Mayor of Arue
- In office 1989 – 23 May 2002
- Succeeded by: Philip Schyle

Leader of Fetia Api Party
- In office 1996 – 23 May 2002
- Preceded by: None (Party founded)
- Succeeded by: Philip Schyle

Member of the French Polynesian Assembly for Windward Isles
- In office May 1996 – 23 May 2002

Personal details
- Born: 19 September 1955 Papeete, French Polynesia
- Died: 23 May 2002 (aged 46)
- Cause of death: Plane disappearance
- Party: Fetia Api
- Relatives: Alexandre Léontieff

= Boris Léontieff =

French Polynesian politician (1955–2002)

Boris Léontieff-Teahu (19 September 1955 – 23 May 2002) was a French Polynesian politician and member of the Assembly of French Polynesia. He was the mayor of Arue, a small commune on the Windward Islands, and founder and President of the Fetia Api party until his disappearance in 2002.

He was the brother of former President of French Polynesia, Alexandre Léontieff.

The club pitch of the football team A.S. Arue in Tahiti Ligue 1, of Tahitian football, was named after him.

==Political career==
Boris Léontieff was born in Papeete, French Polynesia on 9 September 1955. He began his political career in 1989 as the Mayor of Arue, a small town on the outskirts of Papeete.

In 1996, Léontieff founded the Fetia Api party, which advocated for French Polynesian independence and opposed Gaston Flosse.
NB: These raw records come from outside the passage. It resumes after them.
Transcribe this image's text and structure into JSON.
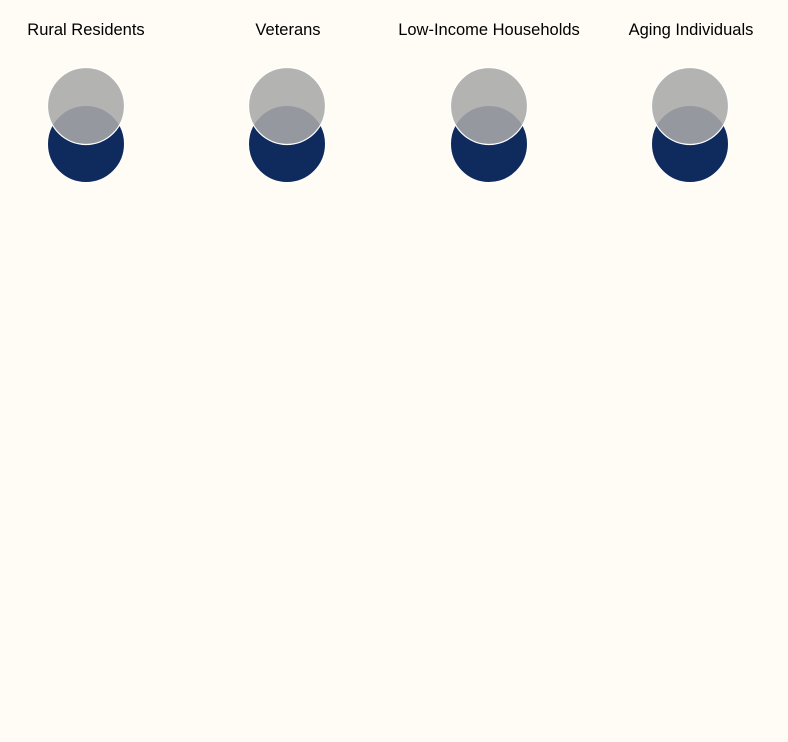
{
  "groups": [
    {
      "label": "Rural Residents"
    },
    {
      "label": "Veterans"
    },
    {
      "label": "Low-Income Households"
    },
    {
      "label": "Aging Individuals"
    }
  ],
  "colors": {
    "background": "#fffcf5",
    "bottom_circle": "#0f2b5e",
    "top_circle": "#a9a9a9",
    "circle_outline": "#ffffff"
  }
}
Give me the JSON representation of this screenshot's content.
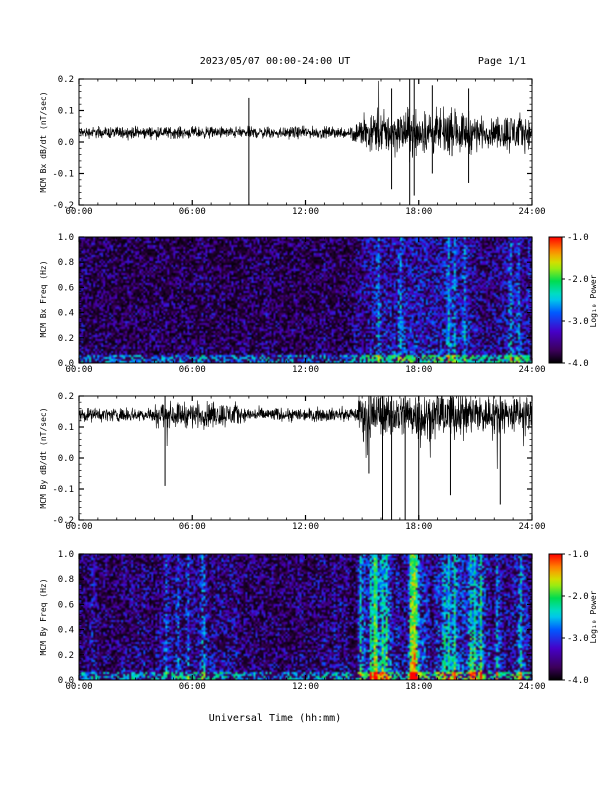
{
  "header": {
    "title": "2023/05/07  00:00-24:00 UT",
    "page": "Page 1/1"
  },
  "chart_data": [
    {
      "type": "line",
      "ylabel": "MCM Bx dB/dt (nT/sec)",
      "ylim": [
        -0.2,
        0.2
      ],
      "yticks": [
        "0.2",
        "0.1",
        "0.0",
        "-0.1",
        "-0.2"
      ],
      "xlim": [
        "00:00",
        "24:00"
      ],
      "xticks": [
        "00:00",
        "06:00",
        "12:00",
        "18:00",
        "24:00"
      ],
      "baseline": 0.03,
      "colors": {
        "trace": "#000000"
      }
    },
    {
      "type": "heatmap",
      "ylabel": "MCM Bx Freq (Hz)",
      "ylim": [
        0.0,
        1.0
      ],
      "yticks": [
        "1.0",
        "0.8",
        "0.6",
        "0.4",
        "0.2",
        "0.0"
      ],
      "xlim": [
        "00:00",
        "24:00"
      ],
      "xticks": [
        "00:00",
        "06:00",
        "12:00",
        "18:00",
        "24:00"
      ],
      "colorbar": {
        "label": "Log₁₀ Power",
        "ticks": [
          "-1.0",
          "-2.0",
          "-3.0",
          "-4.0"
        ],
        "range": [
          -4.0,
          -1.0
        ]
      }
    },
    {
      "type": "line",
      "ylabel": "MCM By dB/dt (nT/sec)",
      "ylim": [
        -0.2,
        0.2
      ],
      "yticks": [
        "0.2",
        "0.1",
        "0.0",
        "-0.1",
        "-0.2"
      ],
      "xlim": [
        "00:00",
        "24:00"
      ],
      "xticks": [
        "00:00",
        "06:00",
        "12:00",
        "18:00",
        "24:00"
      ],
      "baseline": 0.14,
      "colors": {
        "trace": "#000000"
      }
    },
    {
      "type": "heatmap",
      "ylabel": "MCM By Freq (Hz)",
      "ylim": [
        0.0,
        1.0
      ],
      "yticks": [
        "1.0",
        "0.8",
        "0.6",
        "0.4",
        "0.2",
        "0.0"
      ],
      "xlim": [
        "00:00",
        "24:00"
      ],
      "xticks": [
        "00:00",
        "06:00",
        "12:00",
        "18:00",
        "24:00"
      ],
      "colorbar": {
        "label": "Log₁₀ Power",
        "ticks": [
          "-1.0",
          "-2.0",
          "-3.0",
          "-4.0"
        ],
        "range": [
          -4.0,
          -1.0
        ]
      }
    }
  ],
  "xlabel": "Universal Time (hh:mm)"
}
Journalist Jean-Pascal Couraud, who blamed Gaston Flosse for the closure of his newspaper, also helped establish the party.

Léontieff ran for the Windward Islands seats at the 1996 French Polynesian legislative election. His party successfully won one seat, and he was elected to the Assembly. At the same election, his brother returned to politics and successfully represented a pro-independence party, sharing the beliefs of his brother Boris. Shortly after this, Couraud went missing on December 15, 1997, and Boris Léontieff temporarily left his position.

At the 2001 election Fetia Api won seven seats, and Léontieff was again elected to the Assembly.

==Disappearance==
On 23 May 2002, Léontieff and Fetia Api members Lucien Kimitete, Arsen Tuairau and Ferfine Besseyre set out on a flight from Kaukura to Makemo in the Tuamotus to campaign in municipal elections. The plane was diverted due to bad weather to Nuku Hiva in the Marquesas Islands, and failed to arrive in Makemo. A sea-search was unsuccessful, and was called off after a week. The French colonial government refused to delay the elections. Despite a number of private searches, the aircraft was never found, and Léontieff was declared dead in January 2003. A 2005 inquiry into the disappearance by the Fetia Api party concluded that the aircraft may have crashed due to a fuel supply problem.

In 2004, allegations that Jean-Pascal Couraud had been murdered by members of the Gaston Flosse's private police force, the Presidential Intervention Group (GIP), led to speculation that Léontieff's disappearance had been the result of foul play. Allegations were also made that both Léontieff and Courard had been under surveillance by the Flosse regime. The Assembly of French Polynesia began an inquiry in June 2005. In 2009 a letter was found admitting guilt to Couraud's kidnapping, and a French judge investigating the case expanded their investigation to include Léontieff's disappearance. The investigation found no explanation for the plane's disappearance, and the case was closed in May 2011. A claim for compensation by Léontieff's widow was rejected in March 2013.